The Harvard-educated former archbishop, who rubbed elbows with presidents and promoted social justice for immigrants and the poor, died in Rome. He had moved there after his 2002 resignation as the abuse scandal unleashed a major crisis in the Catholic Church that continues to reverberate around the world.
Evidence that he protected paedophile priests for years and hushed up their abuse of children to protect the church hierarchy shattered his once-venerated career and triggered an avalanche of molestation scandals reaching from Ireland to Australia and from Haiti to the Philippines.
Law died yesterday after a long illness, the Vatican said. Pope Francis will perform last rites at his funeral today at Saint Peter’s Basilica, triggering outrage from abuse victims who say he deserves a more ignominious end.
The molestation scandal hit Boston like an avalanche in January 2002, with hundreds of people coming forward to claim they had been abused by priests.
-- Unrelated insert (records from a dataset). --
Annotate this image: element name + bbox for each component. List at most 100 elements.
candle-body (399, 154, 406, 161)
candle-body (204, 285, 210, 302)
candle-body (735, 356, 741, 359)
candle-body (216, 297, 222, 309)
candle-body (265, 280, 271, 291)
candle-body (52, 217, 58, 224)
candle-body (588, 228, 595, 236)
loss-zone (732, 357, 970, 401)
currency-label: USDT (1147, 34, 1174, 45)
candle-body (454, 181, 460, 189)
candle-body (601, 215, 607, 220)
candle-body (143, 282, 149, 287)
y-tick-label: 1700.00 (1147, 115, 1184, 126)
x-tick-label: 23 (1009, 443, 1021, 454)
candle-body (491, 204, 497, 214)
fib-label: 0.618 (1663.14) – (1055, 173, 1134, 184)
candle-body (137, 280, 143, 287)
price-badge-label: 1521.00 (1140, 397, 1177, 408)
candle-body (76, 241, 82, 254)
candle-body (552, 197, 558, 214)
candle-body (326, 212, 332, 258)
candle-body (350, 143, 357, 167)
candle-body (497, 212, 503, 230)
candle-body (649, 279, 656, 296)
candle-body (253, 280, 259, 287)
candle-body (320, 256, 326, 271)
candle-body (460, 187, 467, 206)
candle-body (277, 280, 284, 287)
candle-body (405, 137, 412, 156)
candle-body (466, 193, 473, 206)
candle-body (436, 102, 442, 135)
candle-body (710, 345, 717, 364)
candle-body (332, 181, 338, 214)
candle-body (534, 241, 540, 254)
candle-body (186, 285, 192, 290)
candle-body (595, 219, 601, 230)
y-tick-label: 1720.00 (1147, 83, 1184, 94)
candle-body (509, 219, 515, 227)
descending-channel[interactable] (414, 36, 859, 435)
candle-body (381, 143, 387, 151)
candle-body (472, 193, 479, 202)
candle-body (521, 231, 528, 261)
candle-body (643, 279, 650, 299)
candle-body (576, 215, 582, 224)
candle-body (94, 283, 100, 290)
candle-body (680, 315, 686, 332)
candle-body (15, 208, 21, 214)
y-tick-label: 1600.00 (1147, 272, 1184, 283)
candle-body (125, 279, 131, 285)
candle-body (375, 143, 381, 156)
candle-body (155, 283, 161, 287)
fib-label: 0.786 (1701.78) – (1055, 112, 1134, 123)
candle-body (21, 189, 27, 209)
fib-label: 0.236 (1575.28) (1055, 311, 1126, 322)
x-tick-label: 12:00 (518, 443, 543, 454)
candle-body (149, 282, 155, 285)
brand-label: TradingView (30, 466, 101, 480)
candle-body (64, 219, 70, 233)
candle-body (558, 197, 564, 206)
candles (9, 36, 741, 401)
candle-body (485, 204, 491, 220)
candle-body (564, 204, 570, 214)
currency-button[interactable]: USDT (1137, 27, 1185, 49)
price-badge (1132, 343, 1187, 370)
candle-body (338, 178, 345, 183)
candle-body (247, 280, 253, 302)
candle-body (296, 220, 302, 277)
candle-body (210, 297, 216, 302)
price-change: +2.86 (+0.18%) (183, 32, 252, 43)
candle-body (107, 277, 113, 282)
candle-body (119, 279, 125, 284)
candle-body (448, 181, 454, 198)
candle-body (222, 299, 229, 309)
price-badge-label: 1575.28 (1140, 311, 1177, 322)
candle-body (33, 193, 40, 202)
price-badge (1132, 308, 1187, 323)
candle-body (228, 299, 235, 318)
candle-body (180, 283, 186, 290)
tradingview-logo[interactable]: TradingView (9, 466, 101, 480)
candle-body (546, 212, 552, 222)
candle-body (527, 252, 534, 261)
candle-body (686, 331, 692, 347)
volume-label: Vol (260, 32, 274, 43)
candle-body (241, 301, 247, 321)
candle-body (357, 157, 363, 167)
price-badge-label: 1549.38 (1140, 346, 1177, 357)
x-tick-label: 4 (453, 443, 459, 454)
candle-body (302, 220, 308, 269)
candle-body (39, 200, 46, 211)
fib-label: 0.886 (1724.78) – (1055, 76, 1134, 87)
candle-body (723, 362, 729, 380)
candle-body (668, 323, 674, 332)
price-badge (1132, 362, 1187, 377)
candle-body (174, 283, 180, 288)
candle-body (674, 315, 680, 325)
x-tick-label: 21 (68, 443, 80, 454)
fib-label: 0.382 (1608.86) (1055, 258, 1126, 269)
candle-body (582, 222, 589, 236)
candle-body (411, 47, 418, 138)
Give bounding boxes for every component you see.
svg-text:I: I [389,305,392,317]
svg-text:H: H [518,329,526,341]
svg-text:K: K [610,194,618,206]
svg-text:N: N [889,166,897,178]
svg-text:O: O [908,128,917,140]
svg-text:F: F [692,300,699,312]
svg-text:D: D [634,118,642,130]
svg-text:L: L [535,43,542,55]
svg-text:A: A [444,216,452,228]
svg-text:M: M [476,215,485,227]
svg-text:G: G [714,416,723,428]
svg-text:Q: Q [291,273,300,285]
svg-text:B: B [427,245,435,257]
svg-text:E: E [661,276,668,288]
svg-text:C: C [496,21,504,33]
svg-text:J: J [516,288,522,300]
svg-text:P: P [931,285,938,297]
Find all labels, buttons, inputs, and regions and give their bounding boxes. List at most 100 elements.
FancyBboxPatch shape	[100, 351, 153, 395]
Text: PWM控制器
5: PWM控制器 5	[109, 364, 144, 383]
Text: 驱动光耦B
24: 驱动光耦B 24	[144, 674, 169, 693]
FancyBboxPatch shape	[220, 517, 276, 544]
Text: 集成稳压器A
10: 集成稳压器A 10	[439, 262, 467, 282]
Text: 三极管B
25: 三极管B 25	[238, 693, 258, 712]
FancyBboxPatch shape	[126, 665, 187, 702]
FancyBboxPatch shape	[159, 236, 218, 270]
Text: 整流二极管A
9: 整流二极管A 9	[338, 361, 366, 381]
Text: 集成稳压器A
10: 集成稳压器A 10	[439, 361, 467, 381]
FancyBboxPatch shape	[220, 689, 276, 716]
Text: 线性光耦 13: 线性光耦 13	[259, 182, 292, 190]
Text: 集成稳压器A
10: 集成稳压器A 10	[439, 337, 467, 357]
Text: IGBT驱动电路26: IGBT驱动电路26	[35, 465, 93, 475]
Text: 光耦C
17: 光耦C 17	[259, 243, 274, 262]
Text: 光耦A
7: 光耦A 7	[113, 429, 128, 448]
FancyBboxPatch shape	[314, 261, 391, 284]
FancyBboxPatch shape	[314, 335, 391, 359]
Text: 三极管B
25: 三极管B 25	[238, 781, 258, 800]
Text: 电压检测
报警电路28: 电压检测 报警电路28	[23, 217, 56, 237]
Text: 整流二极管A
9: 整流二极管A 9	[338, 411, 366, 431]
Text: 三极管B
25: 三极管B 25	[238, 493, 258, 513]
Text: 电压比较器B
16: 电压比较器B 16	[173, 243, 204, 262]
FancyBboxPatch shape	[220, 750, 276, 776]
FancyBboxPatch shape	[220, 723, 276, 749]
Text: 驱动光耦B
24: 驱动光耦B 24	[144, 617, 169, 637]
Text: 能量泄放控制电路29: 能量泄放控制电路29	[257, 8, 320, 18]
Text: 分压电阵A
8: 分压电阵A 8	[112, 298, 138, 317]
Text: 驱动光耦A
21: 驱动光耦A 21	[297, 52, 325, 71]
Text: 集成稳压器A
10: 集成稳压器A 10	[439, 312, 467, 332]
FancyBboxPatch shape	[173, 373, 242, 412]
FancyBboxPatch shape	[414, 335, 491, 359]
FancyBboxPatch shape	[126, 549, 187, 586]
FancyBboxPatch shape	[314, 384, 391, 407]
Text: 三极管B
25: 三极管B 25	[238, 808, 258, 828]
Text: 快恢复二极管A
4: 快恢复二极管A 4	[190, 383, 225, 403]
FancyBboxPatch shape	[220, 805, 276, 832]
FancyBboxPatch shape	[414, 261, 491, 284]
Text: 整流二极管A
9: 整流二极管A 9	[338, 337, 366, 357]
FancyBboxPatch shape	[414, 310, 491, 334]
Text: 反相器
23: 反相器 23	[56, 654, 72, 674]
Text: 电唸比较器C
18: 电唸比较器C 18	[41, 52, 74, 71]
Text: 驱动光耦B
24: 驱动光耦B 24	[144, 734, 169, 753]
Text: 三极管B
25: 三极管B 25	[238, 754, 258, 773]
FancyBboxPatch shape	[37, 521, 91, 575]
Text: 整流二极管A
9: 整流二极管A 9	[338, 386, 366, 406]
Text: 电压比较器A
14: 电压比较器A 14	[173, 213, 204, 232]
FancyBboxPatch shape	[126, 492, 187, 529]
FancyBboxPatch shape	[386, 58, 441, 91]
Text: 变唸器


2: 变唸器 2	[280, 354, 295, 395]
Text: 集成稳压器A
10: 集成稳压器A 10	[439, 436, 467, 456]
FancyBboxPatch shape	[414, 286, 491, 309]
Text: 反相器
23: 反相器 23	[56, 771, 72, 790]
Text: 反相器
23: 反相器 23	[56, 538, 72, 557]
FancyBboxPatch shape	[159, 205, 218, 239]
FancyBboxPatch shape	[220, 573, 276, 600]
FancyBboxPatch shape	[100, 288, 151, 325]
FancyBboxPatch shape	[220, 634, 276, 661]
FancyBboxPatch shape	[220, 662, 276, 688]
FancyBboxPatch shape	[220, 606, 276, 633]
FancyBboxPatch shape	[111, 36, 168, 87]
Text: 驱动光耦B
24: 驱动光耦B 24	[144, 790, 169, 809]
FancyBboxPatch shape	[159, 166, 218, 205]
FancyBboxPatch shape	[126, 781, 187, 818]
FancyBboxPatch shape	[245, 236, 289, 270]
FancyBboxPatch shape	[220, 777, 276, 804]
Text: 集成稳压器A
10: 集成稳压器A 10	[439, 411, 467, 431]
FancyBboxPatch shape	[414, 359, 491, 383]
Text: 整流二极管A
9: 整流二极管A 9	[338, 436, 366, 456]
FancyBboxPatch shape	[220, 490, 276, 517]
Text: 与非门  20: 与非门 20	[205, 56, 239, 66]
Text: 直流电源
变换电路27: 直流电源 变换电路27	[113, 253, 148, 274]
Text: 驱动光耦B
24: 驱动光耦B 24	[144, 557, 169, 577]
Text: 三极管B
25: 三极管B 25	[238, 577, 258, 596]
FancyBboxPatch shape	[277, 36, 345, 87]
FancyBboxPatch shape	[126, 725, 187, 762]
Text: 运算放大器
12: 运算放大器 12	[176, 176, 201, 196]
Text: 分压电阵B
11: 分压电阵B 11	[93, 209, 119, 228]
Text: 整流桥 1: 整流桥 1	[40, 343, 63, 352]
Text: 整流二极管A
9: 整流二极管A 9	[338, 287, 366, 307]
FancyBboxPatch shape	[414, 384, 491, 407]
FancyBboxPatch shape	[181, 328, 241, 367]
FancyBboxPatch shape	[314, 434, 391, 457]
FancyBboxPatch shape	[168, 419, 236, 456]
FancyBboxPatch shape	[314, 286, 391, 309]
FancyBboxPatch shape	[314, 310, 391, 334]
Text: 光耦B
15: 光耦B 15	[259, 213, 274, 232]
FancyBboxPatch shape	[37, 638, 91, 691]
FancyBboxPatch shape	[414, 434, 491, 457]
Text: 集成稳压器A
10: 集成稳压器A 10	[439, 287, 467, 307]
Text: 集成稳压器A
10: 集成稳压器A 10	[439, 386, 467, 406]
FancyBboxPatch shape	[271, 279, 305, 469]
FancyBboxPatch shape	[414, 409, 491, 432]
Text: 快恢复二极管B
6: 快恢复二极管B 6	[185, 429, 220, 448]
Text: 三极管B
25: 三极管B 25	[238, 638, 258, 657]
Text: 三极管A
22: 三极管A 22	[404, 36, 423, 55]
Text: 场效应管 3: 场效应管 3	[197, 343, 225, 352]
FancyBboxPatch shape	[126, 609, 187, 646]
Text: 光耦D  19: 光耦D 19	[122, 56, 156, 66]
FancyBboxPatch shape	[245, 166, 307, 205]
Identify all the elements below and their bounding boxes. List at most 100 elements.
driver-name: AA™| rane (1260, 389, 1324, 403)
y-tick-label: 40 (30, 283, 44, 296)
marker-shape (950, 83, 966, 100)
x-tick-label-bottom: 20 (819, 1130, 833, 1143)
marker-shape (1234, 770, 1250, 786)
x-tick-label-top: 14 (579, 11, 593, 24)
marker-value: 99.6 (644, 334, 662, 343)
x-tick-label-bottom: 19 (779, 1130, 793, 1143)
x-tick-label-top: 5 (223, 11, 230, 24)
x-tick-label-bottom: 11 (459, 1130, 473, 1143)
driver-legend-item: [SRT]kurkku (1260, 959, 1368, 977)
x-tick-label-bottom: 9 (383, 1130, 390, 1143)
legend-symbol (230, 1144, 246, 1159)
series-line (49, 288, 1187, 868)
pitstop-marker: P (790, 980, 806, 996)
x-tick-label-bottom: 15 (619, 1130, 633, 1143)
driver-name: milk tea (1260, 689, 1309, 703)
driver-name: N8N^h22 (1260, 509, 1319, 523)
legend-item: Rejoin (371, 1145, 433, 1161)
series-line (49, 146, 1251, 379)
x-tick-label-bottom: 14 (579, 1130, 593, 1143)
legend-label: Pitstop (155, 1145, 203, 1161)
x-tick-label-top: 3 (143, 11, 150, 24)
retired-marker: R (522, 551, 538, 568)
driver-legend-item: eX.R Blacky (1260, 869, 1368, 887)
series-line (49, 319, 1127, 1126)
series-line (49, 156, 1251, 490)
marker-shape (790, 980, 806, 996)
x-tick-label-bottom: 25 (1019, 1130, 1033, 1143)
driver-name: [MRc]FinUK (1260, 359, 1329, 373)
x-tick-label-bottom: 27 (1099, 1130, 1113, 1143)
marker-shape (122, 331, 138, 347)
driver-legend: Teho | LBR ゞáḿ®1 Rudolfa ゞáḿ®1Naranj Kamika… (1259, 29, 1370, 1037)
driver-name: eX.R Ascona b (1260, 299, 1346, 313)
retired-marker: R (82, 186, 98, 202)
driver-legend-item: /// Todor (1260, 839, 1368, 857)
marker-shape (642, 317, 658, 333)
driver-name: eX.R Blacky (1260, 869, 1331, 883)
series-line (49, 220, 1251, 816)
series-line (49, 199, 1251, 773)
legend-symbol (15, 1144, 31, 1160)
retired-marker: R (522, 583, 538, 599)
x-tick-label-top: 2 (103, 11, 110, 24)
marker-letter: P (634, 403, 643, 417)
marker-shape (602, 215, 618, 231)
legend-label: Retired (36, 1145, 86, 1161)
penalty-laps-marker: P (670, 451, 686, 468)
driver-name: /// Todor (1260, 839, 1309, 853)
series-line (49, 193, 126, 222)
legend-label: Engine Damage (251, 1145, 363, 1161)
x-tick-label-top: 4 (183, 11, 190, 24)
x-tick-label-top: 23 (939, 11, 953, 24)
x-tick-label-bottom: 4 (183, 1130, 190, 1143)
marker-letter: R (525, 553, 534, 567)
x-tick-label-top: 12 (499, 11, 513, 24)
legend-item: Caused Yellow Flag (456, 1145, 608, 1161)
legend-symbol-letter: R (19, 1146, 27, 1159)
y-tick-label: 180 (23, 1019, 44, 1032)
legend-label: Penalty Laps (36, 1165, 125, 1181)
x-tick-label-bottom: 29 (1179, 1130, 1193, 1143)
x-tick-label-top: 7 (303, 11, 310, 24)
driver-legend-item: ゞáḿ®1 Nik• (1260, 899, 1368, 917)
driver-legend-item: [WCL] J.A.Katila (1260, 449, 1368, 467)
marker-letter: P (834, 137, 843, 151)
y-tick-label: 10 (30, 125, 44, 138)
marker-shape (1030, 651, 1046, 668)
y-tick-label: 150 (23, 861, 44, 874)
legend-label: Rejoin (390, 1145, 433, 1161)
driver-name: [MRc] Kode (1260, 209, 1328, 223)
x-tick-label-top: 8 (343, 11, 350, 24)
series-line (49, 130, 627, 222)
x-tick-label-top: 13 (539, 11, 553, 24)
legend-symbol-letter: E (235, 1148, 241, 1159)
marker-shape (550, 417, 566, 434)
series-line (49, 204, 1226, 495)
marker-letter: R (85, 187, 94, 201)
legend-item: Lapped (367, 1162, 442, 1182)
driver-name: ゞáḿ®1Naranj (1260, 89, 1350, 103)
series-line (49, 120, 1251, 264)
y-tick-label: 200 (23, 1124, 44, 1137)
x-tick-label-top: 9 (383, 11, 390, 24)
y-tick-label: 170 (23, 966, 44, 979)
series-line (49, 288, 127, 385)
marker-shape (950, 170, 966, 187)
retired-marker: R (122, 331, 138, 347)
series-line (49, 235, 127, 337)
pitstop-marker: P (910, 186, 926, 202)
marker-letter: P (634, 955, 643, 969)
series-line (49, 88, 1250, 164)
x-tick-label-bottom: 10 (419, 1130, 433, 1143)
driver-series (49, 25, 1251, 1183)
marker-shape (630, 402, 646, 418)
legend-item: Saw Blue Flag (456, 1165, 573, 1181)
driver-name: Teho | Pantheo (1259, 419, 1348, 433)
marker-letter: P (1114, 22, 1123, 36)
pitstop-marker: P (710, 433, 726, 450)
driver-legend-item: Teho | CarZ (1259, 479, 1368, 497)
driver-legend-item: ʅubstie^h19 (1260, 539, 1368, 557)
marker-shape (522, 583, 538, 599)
Mushrooming allegations and mounting pressure ultimately forced Law to resign that December.
The case became the subject of the Oscar-winning 2015 Hollywood movie “Spotlight”, centred on how the Boston Globe newspaper uncovered the scandal — work that earned the Globe’s investigative team a Pulitzer Prize.
“I would prefer to see him tied to a cross and burned,” victim Alexa MacPherson told a news conference in Boston yesterday.
“I don’t think the pope gets it at all,” she said. “It’s time to bring forth change, and if you say that you want that, then you don’t celebrate this man’s legacy.”
“I just hope that man suffered every day of his life, knowing what he did,” said fellow victim Robert Costello, 56. “I think he should die like Osama bin Laden,” Costello added, referring to the Al-Qaeda leader’s burial at sea with no plaque or marked site.”
Law was initially accused of moving priest John Geoghan from parish to parish, despite knowing that Geoghan was believed to have abused up to 130 boys.
The Spotlight reporters later discovered that the local Catholic hierarchy, led by Law, systematically covered up sexual abuse by 90 priests over decades.
In 2015, the National Catholic Reporter said the US Catholic Church had incurred nearly US$4 billion in costs related to the abuse crisis over 65 years, well above the nearly US$3 billion figure often cited.
Born in Torreon, Mexico on November 4, 1931, the son of a US Air Force colonel, Law grew up on military bases before studying medieval history at Harvard University.
He began his priesthood studies in 1953 and was ordained in Mississippi in 1961, becoming known nationally for his ecumenical work on social welfare and civil rights.